BÂTINÎ TEFSÎRLERİ (3) PDF 
Pazartesi, 03 Temmuz 2023 00:00

BÂTINÎ TEFSÎRLERİ (3)

(...dünden devam)

İhvanı Safa, hükümlerin bir zahiri bir de batını olduğunu, batını anlayanların nefisleri cesedden ayrılınca derhal cennete uçacağını, fakat sadece zahirini anlayıp onunla amel eden nefislerin, cesedden ayrıldıktan sonra SIRÂT-I MÜSTAKÎM olan insanlık şeklinde kalacaklarını, tâ Sıratı geçmeğe cevaz verilinceye kadar böyle olacaklarını; fakat ne zahirî, ne de batınî manâları anlamayıp yapmayanların da hayvanlık derecesine düşeceklerini söyledikten sonra, uzun bir şiirde insanları dinden şüpheye düşürecek birtakım sorular ortaya atar ve bunları böyle meçhul bırakırlar:

“Rumuzdan anlamayan cahil söylesin bakalım: Sûre­lerin âyetlerinin sayısındaki hikmet nedir? Namaz, zekât, temizlik gibi farzların miktarlarındaki hikmet nedir? Ülü'1-Azm ne kadardır? Allah'ın nasıl doksan dokuz ismi vardır? Ümmet nasıl yetmiş üç fırkaya ayrılır? Nübüvvet nasıl kırk altı şubedir? Rü'ya-i sadıka (doğru rüya) neden peygamberlikten bir cüz'dür? Hamele-i Arş (Arşı taşıyan meleklerin) ve Cennet kapılarının sayısı nedir?

طـه حم طـس Ve benzerleri nedir? İblis'in yardımcısı olan yılan ve tavus nedir? Âdem'in yediği buğday nedir? Onu yiyince avreti nasıl açıldı? Karga Kābil'e kardeşini defnetmeyi nasıl öğretti? İbrahim'e serin olan ateş nedir? Tufan, tahta gemi nedir? Yusuf'un gömleği, Yusuf’u yiyen kurt, iftira ile getirilen yalan kan, Yusuf'un atıldığı kuyu nedir? Yusuf'u nasıl az para ile sattılar?...” (Resailu İhvâni's-Safâ, 4/190-196) gibi sorulardan sonra bunların şeriatın sırlarından olduğunu, kalbi paslı olanlara açılamayacağım söylüyor ve bu suretle şüpheye düşürüp insanları dinden soğutarak kendi mezheplerine yani felsefî dinlerine sokmağa çalışıyorlar. Bu gibi tevillerin ne şahidi, ne de ilhamı vardır. Bunlar, tamamen indî ve maksatlı düşüncelerin ürünüdür.

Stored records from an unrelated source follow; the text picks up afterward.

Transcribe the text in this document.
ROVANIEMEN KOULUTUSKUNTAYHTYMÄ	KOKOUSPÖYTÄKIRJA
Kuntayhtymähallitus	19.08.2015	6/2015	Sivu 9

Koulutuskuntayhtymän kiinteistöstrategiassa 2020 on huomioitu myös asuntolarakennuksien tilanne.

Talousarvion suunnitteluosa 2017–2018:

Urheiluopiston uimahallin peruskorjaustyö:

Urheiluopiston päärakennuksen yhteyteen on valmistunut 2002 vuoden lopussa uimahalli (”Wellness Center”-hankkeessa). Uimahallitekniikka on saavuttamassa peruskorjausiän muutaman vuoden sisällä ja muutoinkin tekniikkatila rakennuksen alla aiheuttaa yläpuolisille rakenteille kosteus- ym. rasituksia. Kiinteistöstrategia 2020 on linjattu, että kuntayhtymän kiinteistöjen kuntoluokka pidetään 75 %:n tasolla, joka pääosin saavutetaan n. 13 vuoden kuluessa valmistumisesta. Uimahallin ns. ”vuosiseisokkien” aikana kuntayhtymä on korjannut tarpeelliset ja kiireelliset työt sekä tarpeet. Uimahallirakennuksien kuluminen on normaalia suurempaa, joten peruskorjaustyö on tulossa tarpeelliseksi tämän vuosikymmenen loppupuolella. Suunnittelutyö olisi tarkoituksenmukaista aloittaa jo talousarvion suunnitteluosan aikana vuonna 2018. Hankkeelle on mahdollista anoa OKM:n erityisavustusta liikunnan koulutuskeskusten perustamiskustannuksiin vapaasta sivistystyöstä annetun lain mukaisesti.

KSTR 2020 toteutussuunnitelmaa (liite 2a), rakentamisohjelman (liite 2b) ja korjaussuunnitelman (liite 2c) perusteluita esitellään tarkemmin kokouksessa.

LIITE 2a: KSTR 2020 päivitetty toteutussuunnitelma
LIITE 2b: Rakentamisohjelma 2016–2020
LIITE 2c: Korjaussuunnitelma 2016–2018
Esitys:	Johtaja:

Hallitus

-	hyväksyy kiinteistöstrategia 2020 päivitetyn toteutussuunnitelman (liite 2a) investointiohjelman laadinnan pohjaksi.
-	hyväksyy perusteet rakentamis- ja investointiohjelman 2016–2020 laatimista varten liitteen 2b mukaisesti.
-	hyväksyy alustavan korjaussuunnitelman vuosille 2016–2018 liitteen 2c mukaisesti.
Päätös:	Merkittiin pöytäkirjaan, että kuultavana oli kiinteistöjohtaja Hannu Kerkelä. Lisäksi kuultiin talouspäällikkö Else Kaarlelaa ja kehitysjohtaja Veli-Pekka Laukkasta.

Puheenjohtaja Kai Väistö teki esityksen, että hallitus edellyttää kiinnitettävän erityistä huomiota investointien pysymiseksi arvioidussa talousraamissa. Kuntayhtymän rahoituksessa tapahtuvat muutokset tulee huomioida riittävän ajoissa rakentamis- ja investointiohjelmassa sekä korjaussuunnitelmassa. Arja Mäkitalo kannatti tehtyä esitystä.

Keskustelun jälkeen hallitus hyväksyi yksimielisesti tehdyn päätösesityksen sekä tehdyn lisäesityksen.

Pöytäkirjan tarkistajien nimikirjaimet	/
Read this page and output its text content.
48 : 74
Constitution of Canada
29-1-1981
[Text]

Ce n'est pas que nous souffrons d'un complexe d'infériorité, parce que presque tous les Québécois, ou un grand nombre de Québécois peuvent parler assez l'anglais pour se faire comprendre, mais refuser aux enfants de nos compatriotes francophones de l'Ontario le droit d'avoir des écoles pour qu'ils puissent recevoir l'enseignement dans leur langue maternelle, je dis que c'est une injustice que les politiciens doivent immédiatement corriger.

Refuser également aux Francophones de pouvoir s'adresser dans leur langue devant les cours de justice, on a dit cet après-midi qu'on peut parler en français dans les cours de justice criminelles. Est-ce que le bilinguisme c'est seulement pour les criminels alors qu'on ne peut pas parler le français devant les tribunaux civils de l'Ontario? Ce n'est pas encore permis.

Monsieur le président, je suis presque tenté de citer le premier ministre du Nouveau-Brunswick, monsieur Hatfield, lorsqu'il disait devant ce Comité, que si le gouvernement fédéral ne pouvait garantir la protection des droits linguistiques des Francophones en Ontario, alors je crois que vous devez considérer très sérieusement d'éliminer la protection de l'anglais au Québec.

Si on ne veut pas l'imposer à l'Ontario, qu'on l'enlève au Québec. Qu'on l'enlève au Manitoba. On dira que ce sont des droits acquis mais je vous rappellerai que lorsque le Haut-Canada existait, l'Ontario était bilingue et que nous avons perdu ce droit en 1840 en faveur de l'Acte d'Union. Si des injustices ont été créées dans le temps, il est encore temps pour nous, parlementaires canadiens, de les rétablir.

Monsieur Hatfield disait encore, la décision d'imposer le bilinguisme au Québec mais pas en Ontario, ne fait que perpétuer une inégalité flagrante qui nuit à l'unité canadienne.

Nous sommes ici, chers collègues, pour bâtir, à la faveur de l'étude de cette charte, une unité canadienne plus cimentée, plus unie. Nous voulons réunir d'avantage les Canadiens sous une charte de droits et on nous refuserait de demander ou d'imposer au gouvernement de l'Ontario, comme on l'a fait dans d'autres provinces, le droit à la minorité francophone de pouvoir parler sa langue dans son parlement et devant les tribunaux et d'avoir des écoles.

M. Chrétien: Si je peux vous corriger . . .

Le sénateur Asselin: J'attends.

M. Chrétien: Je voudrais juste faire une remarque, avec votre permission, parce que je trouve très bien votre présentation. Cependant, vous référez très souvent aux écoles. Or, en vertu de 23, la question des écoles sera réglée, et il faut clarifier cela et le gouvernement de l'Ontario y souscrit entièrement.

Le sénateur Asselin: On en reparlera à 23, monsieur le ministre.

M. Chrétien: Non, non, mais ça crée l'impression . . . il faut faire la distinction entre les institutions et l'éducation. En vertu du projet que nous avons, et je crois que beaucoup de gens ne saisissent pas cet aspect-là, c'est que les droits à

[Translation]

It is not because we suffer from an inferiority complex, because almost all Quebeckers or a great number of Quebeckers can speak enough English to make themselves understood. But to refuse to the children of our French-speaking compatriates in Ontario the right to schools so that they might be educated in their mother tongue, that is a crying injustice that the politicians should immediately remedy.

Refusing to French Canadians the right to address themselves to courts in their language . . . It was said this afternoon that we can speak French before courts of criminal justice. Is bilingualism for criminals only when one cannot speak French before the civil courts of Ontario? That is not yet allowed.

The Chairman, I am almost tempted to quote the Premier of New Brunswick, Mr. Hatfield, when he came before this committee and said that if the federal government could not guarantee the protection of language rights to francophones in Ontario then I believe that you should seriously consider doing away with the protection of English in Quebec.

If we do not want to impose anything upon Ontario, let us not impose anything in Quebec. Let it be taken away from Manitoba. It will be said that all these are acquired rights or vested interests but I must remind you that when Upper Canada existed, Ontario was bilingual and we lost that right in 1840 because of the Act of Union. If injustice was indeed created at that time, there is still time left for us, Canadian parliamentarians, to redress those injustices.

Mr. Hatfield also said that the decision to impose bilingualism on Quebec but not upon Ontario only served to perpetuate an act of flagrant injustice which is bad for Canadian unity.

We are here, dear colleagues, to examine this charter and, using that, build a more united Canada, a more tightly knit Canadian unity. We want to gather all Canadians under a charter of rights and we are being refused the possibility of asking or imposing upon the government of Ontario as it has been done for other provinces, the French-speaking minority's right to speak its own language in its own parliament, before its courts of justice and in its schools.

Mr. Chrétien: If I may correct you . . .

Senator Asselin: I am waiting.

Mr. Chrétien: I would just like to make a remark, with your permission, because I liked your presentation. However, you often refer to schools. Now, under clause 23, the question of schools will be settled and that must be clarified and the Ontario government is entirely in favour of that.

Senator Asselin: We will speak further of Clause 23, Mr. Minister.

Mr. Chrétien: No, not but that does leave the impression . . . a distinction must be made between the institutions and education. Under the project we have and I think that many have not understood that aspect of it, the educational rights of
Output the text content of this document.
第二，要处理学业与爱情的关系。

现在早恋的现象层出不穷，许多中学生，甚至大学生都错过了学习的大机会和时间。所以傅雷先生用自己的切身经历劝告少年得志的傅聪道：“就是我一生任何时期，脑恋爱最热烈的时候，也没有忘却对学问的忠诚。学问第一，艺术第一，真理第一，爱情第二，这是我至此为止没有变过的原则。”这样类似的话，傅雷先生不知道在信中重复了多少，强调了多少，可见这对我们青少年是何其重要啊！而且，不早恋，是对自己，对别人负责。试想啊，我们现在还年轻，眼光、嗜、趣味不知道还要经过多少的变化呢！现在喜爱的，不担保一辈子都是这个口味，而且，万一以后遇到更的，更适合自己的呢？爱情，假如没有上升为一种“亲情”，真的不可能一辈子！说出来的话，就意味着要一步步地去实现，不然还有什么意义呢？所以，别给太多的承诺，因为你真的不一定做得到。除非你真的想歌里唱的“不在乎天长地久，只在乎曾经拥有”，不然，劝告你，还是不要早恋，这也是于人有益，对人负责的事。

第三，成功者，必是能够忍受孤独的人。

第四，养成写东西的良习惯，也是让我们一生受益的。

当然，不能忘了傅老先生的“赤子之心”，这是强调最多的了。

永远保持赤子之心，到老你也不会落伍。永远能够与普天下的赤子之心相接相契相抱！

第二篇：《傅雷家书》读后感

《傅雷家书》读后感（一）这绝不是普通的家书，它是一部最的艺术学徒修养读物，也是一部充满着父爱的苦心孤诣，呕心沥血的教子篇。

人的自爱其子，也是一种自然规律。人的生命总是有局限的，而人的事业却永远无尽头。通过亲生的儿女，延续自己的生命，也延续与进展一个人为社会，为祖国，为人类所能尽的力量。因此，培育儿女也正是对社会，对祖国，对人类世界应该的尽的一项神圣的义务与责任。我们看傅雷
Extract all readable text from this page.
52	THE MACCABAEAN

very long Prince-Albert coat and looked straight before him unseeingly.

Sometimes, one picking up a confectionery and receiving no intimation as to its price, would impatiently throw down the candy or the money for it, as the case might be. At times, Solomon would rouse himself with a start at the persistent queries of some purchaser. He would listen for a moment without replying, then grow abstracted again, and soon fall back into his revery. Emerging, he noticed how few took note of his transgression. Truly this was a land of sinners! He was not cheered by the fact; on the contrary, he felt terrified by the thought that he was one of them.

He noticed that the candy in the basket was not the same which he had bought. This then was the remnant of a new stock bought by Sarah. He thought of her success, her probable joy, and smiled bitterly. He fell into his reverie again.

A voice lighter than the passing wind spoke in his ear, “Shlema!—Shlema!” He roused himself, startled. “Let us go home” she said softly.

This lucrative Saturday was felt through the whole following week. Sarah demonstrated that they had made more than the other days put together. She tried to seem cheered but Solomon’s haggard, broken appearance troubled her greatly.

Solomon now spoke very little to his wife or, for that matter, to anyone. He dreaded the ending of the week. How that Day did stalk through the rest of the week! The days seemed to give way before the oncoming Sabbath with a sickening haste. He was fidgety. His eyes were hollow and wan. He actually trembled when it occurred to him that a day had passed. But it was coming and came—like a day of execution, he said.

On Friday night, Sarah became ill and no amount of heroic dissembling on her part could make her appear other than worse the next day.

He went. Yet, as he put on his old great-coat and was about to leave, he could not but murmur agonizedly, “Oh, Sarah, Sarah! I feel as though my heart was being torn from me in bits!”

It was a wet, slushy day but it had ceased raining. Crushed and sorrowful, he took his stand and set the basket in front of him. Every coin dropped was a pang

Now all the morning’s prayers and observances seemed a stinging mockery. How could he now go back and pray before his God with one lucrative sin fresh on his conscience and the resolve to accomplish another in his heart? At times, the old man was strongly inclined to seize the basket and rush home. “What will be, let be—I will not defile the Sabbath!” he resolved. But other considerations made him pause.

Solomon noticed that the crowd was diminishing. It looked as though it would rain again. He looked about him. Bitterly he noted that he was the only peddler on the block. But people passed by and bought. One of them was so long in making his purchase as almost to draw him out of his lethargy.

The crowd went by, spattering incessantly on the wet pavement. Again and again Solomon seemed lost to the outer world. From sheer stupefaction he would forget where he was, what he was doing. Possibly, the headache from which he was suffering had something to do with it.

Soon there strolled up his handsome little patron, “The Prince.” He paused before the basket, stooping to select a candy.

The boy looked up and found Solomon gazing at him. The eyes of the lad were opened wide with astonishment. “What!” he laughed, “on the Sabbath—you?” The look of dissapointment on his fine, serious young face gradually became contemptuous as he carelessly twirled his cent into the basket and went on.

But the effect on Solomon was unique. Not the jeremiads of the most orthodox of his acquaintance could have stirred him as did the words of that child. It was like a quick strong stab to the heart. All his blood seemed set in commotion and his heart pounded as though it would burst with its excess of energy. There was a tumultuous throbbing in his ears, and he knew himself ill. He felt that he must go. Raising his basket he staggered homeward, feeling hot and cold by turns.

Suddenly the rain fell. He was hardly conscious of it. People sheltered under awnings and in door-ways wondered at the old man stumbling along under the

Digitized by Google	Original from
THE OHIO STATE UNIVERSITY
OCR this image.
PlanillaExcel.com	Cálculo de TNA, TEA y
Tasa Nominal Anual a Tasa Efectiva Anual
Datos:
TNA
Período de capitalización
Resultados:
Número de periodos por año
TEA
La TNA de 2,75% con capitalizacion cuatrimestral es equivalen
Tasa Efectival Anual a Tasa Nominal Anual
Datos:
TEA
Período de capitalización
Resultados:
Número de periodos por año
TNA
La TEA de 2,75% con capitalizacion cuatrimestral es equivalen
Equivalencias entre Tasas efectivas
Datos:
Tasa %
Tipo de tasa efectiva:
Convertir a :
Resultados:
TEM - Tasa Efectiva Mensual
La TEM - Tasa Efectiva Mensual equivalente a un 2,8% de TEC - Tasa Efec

Bundan dolayı bu gibi yorumları yukarıda işaret edilen şartlara vurur, onlara uymadıkları için sahiplerine reddederiz. O şartlara uymayanlar işarî tefsîr olamaz. O şartlara uyan işarî tefsîrle de amel etmek (onları uygulamak) gerekmez. Çünkü bu tefsîr vicdaniyyattandır. Vicdaniyyat (kişisel sezgi ve düşünceler) delil ve burhana dayanmaz. O, sûfîye mahsus bir hal, kendisi ile Rabbi arasında bir sırdır. Kendisi onun gereğine göre hareket eder, fakat başkasını onu uygulamaya zorlayamaz.

Sûfîlerin bâtınî tefsirlerine işârî tefsîr denilir. Bunların mu’teber sayılması için birtakım şartlar aranır.

Bâtın Mânânın Sıhhatinin Şartları:

Bâtın manânın sahih olması için dört şart vardır:

1 – Bâtın manânın, lafzın zahir (açık) manâsına aykırı olmaması,

2 – Başka bir yerde bu manânın doğruluğuna nassen veya zahiren bir kanıtın bulunması,

3 – Bu manâya şer'î veya aklî bir muârızın bulunmaması,

4 – Bâtın manânın tek mânâ olduğunun ileri sürülmemesi.